This can be found by plotting the sun's altitude against time on graph paper as it crosses the sky. Begin (say) an hour, or half an hour before 'top dead centre' so to speak. With a sextant this can be done quite accurately, but a guessing stick can be used - anything by which to estimate the altitude. Keep plotting as the sun 'hangs' for a while and then begins to descend. All you really need is the time when a given rising and decending altitude is equal (i.e. the same angle), but plotting on graph paper enables you to better estimate, should you lose the sun behind a cloud at a critical moment. Then simply bisect the graph to give Local Noon. Greenwich Noon plus/minus Local Noon gives your Longitude.

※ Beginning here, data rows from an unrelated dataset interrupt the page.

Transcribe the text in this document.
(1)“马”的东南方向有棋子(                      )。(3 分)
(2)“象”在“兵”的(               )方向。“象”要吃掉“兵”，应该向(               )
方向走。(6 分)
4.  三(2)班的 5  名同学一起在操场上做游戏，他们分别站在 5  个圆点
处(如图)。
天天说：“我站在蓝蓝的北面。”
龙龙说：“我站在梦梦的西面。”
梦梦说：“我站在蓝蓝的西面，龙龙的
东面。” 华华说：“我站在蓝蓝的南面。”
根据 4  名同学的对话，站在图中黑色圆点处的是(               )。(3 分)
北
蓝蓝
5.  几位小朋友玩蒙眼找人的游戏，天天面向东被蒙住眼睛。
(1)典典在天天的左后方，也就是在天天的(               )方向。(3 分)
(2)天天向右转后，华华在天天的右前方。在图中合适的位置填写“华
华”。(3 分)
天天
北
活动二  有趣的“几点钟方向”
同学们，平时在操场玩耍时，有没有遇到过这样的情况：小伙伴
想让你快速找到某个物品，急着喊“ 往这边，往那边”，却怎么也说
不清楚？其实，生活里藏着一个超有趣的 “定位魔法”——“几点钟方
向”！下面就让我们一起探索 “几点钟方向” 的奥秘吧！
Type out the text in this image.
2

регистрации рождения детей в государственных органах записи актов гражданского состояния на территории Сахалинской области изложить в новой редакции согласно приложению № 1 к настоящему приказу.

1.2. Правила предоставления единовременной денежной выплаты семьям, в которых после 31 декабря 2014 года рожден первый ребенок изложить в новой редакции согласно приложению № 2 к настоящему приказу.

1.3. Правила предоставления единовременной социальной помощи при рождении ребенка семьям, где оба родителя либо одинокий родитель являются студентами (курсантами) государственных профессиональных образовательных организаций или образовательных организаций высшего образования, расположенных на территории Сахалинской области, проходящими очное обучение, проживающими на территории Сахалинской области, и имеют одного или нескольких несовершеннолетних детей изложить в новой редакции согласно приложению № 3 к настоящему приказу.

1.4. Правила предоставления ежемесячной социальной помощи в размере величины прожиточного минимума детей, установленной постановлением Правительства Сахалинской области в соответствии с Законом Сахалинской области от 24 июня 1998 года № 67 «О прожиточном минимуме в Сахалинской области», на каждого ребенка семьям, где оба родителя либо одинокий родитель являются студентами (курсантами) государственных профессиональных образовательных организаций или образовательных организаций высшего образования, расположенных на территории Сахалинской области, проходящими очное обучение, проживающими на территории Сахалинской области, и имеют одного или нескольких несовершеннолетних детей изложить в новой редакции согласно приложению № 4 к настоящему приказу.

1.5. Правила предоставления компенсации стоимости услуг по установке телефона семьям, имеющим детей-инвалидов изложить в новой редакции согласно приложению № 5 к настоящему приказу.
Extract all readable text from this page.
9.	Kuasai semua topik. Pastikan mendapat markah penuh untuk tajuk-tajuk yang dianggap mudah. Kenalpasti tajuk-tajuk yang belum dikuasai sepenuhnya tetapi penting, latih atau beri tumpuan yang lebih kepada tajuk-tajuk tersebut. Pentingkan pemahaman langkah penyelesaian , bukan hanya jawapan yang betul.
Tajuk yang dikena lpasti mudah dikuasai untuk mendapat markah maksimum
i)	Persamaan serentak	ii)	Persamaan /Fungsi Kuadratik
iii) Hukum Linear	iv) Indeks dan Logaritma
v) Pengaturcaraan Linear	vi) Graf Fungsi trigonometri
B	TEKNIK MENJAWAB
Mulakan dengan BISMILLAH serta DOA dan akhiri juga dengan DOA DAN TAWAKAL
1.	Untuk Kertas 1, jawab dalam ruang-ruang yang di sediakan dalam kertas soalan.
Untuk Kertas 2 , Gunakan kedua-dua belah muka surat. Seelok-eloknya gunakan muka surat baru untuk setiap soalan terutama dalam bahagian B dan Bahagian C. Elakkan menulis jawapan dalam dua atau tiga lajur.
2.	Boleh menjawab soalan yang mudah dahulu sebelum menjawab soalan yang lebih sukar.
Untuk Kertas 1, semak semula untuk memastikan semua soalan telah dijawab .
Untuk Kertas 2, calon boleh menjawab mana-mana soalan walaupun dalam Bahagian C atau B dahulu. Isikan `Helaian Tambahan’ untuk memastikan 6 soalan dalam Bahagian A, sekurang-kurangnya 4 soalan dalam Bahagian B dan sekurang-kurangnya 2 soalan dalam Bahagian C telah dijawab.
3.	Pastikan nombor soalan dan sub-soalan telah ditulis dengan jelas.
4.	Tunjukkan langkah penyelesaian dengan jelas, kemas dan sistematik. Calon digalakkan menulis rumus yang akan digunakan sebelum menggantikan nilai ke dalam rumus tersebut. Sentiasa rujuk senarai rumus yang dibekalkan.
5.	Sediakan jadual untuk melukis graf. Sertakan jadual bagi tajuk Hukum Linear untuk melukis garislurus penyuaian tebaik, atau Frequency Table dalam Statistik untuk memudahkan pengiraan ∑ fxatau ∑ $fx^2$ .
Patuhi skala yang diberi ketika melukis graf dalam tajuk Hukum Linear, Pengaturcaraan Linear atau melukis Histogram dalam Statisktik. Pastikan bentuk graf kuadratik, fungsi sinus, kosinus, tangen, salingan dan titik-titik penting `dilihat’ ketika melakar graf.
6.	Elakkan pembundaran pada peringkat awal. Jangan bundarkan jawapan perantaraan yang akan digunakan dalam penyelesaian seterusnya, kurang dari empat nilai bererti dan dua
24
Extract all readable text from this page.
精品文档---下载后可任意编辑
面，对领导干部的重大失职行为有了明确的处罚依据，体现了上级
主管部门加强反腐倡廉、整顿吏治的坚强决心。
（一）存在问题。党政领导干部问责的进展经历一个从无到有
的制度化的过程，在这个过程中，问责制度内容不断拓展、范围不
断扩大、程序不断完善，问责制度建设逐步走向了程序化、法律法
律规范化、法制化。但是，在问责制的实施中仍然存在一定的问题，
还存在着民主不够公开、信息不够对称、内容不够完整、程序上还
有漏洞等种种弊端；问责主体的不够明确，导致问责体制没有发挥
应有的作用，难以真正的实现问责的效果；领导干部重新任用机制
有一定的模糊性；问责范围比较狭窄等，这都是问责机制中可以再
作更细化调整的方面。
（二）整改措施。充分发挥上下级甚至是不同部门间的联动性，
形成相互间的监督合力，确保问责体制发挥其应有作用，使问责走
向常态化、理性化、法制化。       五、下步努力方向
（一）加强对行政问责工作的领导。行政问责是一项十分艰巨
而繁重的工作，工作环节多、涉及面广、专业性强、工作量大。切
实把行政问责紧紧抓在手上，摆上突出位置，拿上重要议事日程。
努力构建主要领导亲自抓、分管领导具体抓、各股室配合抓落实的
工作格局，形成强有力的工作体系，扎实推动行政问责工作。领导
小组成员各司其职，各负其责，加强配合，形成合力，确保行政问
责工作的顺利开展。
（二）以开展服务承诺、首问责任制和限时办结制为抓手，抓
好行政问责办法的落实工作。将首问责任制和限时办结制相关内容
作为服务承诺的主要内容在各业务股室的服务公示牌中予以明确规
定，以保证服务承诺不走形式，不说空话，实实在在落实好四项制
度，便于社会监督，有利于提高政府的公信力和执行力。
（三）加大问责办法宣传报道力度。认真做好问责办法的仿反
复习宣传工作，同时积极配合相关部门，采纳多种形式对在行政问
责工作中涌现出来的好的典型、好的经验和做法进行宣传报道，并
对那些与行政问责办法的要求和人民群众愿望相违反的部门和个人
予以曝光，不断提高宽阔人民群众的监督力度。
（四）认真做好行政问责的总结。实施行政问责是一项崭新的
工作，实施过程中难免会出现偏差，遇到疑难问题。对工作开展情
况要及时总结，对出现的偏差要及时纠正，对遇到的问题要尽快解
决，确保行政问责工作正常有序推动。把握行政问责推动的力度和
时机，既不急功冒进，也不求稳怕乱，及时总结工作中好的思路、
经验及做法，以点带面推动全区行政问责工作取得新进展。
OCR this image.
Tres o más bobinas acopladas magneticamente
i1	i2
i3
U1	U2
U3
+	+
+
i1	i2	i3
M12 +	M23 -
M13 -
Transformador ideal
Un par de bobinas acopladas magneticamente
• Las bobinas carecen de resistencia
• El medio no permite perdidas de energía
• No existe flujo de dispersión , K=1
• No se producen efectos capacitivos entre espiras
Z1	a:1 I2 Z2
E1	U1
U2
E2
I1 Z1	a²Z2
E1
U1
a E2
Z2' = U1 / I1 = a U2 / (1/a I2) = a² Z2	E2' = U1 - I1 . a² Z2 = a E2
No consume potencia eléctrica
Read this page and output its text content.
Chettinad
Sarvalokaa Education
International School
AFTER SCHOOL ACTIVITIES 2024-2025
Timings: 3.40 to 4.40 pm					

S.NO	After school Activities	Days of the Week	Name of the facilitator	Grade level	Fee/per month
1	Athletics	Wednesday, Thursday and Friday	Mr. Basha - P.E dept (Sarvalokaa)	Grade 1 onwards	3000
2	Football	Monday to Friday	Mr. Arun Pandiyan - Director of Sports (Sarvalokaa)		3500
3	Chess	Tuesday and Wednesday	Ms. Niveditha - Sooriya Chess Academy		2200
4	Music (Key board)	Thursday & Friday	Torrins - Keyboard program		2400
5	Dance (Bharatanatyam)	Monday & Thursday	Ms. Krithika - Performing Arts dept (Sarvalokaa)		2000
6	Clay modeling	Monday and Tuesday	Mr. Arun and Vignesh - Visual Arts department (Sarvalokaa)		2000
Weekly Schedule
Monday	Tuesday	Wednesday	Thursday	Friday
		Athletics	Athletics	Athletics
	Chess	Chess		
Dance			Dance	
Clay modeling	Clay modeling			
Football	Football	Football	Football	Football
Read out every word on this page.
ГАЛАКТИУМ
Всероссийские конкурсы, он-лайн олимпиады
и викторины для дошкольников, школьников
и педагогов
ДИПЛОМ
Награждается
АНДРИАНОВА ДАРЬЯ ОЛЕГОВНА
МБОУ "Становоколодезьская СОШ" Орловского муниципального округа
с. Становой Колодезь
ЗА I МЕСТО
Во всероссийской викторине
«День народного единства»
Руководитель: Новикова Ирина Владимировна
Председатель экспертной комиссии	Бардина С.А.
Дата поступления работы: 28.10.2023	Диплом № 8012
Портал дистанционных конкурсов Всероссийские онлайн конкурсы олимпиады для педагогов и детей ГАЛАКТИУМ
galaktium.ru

Latitude can be calculated by recording local sunrise and sunset times and calculating local day length, which is then compared with the day length of a known reference latitude - or even pulled straight from tables (if memory serves).

Obviously this ain't precision position fixing ...

That's about the best explanation I can muster 'off the cuff' - I've got a better (fuller) explanation with some worked examples somewhere ... in the archives ... will dig 'em out if there's any interest.

That's brilliant. Thank you so much.
 
Decca and Loran. They can always turn the transmitters on again . . . couldn't they? I've been hanging on to these Loran overlay charts for years on the off-chance.

Only kiddin'

Charts
Compass
Echo sounder
Sextant
Handspan at arms length = 11 degrees and a bit.

I have been on a jack-up rig, firmly sitting on the sea bed, and apparently doing 13 knots across the Libyan desert. That was at the start of Gulf War I when the dyslexic USA dept. of Defense were messing with the GPS sats.